SLAPPING A COUPLE of coats of emulsion on the walls is probably the quickest kind of decorating, and a cheap way of brightening up a room. But without a bit of preparation, the effect can be spoiled by peeling or flaking, or the pattern showing through. The basic rules are as follows:

1 Old patterned wallpaper can be painted over, but it should be wiped clean with a sponge and soapy water first. Stick any peeling edges back down with wallpaper paste.

2 It is better to strip the paper off first. A steam wallpaper-stripper makes life much easier. Get one from a hire shop for the weekend.

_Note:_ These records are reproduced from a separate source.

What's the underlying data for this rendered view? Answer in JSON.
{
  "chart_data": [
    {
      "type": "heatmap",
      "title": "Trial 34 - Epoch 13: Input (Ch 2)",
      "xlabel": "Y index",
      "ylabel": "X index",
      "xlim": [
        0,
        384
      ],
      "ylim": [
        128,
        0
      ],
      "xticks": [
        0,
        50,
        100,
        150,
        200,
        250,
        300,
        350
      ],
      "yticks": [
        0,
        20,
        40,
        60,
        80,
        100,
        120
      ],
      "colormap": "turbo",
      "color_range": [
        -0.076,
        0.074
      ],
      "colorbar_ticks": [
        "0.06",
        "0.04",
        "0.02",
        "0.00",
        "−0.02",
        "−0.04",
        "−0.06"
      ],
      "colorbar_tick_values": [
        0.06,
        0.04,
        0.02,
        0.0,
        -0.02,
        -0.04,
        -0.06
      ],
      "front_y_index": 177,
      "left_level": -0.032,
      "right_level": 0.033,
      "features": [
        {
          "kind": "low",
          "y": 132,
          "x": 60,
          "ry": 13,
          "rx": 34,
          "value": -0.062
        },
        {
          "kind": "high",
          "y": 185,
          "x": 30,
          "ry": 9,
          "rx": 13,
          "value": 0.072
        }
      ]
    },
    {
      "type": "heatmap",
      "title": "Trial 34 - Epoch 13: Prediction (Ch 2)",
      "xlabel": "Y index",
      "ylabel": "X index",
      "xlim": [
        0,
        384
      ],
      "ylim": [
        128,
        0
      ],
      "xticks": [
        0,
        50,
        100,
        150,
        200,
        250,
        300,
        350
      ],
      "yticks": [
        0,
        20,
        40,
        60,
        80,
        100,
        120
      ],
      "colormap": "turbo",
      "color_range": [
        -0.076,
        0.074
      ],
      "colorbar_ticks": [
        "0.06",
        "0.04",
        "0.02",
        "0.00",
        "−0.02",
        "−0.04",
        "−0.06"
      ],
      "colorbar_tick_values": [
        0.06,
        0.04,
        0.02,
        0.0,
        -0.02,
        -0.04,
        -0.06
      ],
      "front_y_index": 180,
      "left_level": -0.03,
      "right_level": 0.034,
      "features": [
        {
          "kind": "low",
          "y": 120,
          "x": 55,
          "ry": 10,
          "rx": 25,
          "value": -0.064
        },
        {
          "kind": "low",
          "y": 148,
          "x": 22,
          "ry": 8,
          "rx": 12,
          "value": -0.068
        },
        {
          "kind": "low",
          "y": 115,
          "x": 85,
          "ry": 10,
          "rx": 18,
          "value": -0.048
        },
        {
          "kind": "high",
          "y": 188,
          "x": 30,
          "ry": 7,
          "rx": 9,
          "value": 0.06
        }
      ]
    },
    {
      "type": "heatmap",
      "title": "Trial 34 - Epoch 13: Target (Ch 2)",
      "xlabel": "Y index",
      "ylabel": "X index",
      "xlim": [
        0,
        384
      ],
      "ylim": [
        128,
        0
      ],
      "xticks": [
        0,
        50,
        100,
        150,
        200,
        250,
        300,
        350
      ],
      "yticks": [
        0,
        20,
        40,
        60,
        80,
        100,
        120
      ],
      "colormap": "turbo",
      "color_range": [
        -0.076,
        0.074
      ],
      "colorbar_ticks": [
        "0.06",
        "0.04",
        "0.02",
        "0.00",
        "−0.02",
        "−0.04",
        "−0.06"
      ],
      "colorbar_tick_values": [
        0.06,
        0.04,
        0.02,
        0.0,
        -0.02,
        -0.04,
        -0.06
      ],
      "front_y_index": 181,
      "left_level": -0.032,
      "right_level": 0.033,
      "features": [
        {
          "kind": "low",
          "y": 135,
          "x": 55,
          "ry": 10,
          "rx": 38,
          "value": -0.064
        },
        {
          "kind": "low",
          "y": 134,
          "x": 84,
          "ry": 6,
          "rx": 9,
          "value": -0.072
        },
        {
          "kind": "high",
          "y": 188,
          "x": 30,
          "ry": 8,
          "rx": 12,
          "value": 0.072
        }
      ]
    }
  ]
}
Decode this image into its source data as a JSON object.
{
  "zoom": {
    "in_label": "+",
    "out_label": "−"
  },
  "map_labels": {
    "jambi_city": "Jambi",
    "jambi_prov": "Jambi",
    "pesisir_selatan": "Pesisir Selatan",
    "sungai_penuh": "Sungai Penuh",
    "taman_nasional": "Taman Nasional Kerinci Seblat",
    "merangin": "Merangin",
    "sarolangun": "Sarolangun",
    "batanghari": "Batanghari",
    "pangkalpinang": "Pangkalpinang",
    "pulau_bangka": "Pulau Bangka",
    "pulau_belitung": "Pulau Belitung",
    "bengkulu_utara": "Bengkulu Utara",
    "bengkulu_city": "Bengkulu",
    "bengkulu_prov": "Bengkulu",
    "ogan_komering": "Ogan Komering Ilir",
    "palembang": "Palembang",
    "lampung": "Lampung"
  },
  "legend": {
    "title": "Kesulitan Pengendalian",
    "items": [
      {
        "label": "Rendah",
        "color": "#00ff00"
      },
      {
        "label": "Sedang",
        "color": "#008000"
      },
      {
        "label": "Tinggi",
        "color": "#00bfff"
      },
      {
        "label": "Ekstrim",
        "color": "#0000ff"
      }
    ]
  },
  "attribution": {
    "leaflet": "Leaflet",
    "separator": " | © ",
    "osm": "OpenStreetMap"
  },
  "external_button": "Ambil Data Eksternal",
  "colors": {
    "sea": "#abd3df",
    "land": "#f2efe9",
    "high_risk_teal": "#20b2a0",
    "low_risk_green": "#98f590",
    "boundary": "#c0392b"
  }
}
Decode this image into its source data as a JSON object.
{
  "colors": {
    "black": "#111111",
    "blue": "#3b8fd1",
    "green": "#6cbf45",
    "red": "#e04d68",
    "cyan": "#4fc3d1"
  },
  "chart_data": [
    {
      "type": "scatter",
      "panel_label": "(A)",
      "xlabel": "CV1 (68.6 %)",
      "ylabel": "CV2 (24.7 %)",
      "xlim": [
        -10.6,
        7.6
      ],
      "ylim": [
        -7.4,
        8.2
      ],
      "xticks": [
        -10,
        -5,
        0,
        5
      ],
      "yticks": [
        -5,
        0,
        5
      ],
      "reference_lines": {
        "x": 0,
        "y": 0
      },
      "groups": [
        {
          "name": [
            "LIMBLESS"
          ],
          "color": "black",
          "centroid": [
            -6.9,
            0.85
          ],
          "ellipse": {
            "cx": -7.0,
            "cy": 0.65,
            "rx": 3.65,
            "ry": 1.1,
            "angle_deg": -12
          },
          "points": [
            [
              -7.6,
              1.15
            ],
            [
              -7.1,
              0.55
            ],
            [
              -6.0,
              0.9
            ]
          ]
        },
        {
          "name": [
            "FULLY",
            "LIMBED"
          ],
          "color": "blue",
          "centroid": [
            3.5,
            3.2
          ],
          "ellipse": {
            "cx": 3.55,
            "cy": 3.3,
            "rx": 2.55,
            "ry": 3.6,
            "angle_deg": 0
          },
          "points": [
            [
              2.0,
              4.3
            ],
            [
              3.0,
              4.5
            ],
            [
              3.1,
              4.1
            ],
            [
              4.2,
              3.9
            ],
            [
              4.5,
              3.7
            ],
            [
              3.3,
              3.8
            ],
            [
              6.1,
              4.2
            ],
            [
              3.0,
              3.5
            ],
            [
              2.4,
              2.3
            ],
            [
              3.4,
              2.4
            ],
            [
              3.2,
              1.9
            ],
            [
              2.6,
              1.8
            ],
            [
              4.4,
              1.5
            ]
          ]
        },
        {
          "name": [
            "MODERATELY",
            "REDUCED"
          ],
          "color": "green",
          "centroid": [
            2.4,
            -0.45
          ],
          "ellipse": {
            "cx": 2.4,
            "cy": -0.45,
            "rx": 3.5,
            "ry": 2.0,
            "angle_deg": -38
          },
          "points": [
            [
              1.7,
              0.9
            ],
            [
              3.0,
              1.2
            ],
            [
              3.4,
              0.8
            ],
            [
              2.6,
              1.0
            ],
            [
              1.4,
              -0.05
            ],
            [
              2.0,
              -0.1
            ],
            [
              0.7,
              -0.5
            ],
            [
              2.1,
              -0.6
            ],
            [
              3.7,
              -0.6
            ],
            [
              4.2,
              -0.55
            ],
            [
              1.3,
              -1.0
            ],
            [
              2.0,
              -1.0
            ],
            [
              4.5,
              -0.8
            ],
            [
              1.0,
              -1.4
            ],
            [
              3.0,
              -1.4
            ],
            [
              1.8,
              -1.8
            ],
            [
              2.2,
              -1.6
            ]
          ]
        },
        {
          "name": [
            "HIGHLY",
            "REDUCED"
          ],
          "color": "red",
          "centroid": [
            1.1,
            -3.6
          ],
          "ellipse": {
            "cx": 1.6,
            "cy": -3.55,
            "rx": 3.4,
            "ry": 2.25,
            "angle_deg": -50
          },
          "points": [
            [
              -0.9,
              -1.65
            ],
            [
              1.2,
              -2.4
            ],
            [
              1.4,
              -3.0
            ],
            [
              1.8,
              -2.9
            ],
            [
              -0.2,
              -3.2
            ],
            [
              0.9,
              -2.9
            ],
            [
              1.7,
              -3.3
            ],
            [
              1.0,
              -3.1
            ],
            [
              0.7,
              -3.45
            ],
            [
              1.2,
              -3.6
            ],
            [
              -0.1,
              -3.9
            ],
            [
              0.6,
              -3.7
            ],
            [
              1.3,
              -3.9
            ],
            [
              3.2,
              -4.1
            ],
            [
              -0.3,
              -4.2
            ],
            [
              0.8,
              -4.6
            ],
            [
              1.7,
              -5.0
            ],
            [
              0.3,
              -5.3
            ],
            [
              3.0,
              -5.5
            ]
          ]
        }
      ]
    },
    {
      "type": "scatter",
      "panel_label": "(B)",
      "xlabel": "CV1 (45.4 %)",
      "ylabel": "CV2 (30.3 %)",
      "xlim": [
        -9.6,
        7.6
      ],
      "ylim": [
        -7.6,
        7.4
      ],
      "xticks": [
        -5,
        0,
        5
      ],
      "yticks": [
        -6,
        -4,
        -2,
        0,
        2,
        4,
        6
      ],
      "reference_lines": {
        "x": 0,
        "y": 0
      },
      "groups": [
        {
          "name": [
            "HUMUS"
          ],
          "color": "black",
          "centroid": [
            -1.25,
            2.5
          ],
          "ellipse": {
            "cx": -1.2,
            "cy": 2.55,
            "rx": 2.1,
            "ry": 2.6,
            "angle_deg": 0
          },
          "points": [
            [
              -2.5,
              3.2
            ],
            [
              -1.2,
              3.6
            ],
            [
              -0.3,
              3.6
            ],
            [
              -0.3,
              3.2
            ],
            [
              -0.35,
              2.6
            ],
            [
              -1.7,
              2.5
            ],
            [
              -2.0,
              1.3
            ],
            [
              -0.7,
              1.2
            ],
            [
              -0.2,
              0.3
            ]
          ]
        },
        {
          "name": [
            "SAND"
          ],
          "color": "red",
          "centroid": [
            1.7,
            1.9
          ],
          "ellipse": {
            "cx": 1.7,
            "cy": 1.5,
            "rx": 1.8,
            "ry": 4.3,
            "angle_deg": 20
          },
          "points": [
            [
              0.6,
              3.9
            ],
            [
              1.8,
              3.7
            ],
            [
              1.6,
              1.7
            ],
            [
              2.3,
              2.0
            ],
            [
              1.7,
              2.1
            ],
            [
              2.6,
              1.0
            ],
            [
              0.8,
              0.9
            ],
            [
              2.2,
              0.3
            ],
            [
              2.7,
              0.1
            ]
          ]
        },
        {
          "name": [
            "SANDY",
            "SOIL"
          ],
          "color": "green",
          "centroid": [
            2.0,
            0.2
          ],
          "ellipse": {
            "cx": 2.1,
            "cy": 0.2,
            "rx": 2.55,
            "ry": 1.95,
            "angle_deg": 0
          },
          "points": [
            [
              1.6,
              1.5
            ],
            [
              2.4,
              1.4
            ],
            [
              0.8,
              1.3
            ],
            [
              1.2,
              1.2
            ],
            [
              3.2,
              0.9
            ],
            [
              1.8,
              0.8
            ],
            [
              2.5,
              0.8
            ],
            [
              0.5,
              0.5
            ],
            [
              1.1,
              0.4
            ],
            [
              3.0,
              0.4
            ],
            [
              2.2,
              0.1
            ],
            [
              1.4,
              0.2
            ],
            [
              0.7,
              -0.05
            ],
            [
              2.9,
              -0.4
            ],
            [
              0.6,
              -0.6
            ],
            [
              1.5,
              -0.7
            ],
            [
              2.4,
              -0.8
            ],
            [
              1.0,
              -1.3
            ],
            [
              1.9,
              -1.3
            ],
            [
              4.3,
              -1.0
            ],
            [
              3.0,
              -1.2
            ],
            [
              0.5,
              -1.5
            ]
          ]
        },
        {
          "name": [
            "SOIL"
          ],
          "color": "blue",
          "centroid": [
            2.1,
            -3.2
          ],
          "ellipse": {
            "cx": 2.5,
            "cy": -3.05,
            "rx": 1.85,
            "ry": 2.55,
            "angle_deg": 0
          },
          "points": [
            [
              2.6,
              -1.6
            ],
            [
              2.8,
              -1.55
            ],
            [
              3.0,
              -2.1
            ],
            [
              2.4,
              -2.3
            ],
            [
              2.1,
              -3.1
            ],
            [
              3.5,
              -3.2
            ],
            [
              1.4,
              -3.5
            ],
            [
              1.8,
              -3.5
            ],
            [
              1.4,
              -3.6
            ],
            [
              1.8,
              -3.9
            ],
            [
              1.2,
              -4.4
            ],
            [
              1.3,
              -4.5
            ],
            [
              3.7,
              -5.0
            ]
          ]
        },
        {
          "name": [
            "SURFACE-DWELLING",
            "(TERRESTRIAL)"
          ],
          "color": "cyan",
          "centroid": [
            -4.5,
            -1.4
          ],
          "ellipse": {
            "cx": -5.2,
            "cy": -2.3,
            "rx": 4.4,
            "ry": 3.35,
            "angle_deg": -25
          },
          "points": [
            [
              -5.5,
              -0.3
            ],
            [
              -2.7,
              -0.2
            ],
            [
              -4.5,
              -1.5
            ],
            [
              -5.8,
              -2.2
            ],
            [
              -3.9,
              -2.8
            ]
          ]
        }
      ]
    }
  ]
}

3 If the plaster is in good condition, you may be able to paint straight on to it. Sand it down lightly with sandpaper wrapped round a sanding block. Fill cracks with filler, after brushing any dust out, and wetting with water from a garden spray.

4 If the plaster is in poor condition, fill the main cracks and then wallpaper it with a heavy grade of lining paper. This is extra work but is cheaper and better than replastering. Use a steam roller to make sure edges are stuck down.

5 Paint walls with a roller rather than a brush. Use a broomstick stuck into the handle to do ceilings without having to stand on anything. Use a long-handled radiator roller to reach into awkward spots. Thin the first coat of emulsion with water to help it go on more easily. Don't worry about the patchy effect; the second coat will cover it up.